Em Lisboa, a escolha não é fácil, conquanto as entidades promotoras dos concertos afirmem diferentes os amantes do folk rock poético de Cohen dos seguidores do rockn roll tirado às entranhas. Peculiar é fazerem da coincidência guerra de números como é uso nas greves e nos comícios eleitorais. Para cúmulo, hoje, a Adriana Calcanhoto é cabeça de cartaz no Alto da Ajuda nas noites quentes do Delta Tejo. E se estão apetecíveis para mínimos de roupa, liberdade, mão na mão, no pescoço ou na cintura...

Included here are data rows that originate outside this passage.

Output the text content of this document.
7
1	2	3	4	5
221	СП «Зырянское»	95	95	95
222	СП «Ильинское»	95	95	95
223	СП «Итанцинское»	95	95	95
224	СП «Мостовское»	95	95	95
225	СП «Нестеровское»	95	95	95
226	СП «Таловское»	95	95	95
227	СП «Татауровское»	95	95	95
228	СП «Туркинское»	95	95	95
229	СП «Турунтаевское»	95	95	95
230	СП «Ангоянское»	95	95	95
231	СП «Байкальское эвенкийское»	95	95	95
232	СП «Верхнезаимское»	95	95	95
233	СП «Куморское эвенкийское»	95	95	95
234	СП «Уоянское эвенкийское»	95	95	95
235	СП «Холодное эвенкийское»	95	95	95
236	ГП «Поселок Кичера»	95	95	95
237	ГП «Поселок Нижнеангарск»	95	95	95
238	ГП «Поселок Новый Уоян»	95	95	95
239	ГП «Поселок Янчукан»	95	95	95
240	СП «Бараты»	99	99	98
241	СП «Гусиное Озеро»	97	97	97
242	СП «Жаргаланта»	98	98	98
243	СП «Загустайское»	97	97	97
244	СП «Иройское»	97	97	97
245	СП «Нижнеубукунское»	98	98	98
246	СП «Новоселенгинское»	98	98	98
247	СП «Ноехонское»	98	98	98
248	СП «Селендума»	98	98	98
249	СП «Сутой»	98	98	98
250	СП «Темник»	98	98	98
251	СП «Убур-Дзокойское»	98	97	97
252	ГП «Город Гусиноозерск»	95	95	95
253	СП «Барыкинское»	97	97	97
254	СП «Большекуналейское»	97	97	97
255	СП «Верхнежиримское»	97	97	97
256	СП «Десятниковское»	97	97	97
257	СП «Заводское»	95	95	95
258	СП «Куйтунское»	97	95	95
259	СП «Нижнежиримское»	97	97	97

Pela overdose musical, lembro o nonagésimo aniversário de Mandela. Da esquerda á direita, o apreço é geral. O legado de uma África do Sul pacífica e multicolorida não existe - xenofobia, crime, HIV, pobreza, divisões no ANC provam-no. Bonito de ver, foi Amy Winehouse sair, sob precária, do hospital onde tenta reabilitar-se para actuar sóbria, em Londes, no concerto de homenagem a Mandela.